Pentagon cuts F-35 operating estimate below $1 trillion: source

By Andrea Shalal-Esa/Reuters

The revision of the estimate was first reported by Bloomberg news.


The cost per flying hour of the F-35B model, which can land like a helicopter, is likely be 16.6 percent lower than the earlier Pentagon projections, Lieutenant General Robert Schmidle, deputy Marine Corps commandant for aviation, told Reuters in an interview on Wednesday.

The Marines plan to start using the F-35B for military operations from mid-2015.

A second senior defense official said the current estimate by the Pentagon’s Cost Assessment and Program Evaluation (CAPE) office put the cost per flying hour of the F-35B model at over $41,000, but the actual cost would likely be closer to $37,000.

A detailed analysis by the Marine Corps showed this would cut the plane’s annual operating costs by nearly $600 million, or $12.3 billion over the next five decades, the official said.

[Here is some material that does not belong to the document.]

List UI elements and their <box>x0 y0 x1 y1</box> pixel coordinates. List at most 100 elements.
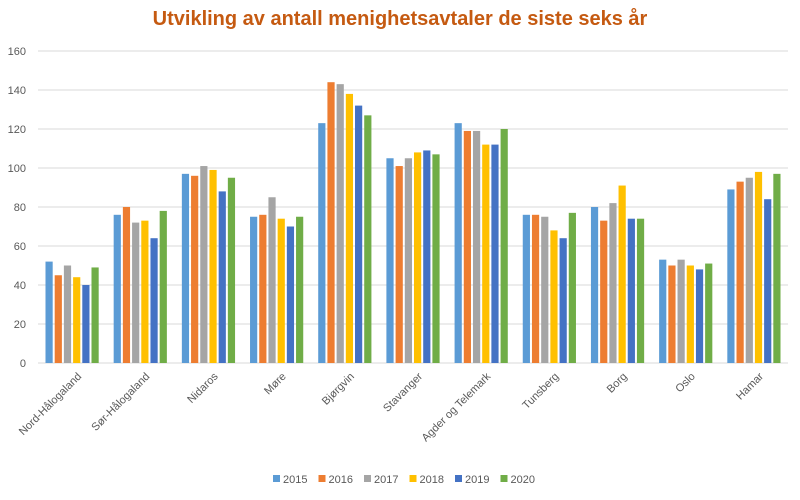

Schmidle said the Marines would fly the planes in short takeoff, vertical landing, or STOVL mode just 10 percent of the time, far less often than the 80 percent rate factored into the initial estimates. The manning levels assumed in the initial estimates were also higher than in practice, he said.

“The Marine Corps has very aggressively stepped out in trying to find ways to decrease the operating and support costs, specifically with regard to the cost per flight hour,” Schmidle said. “I wanted to challenge every assumption.”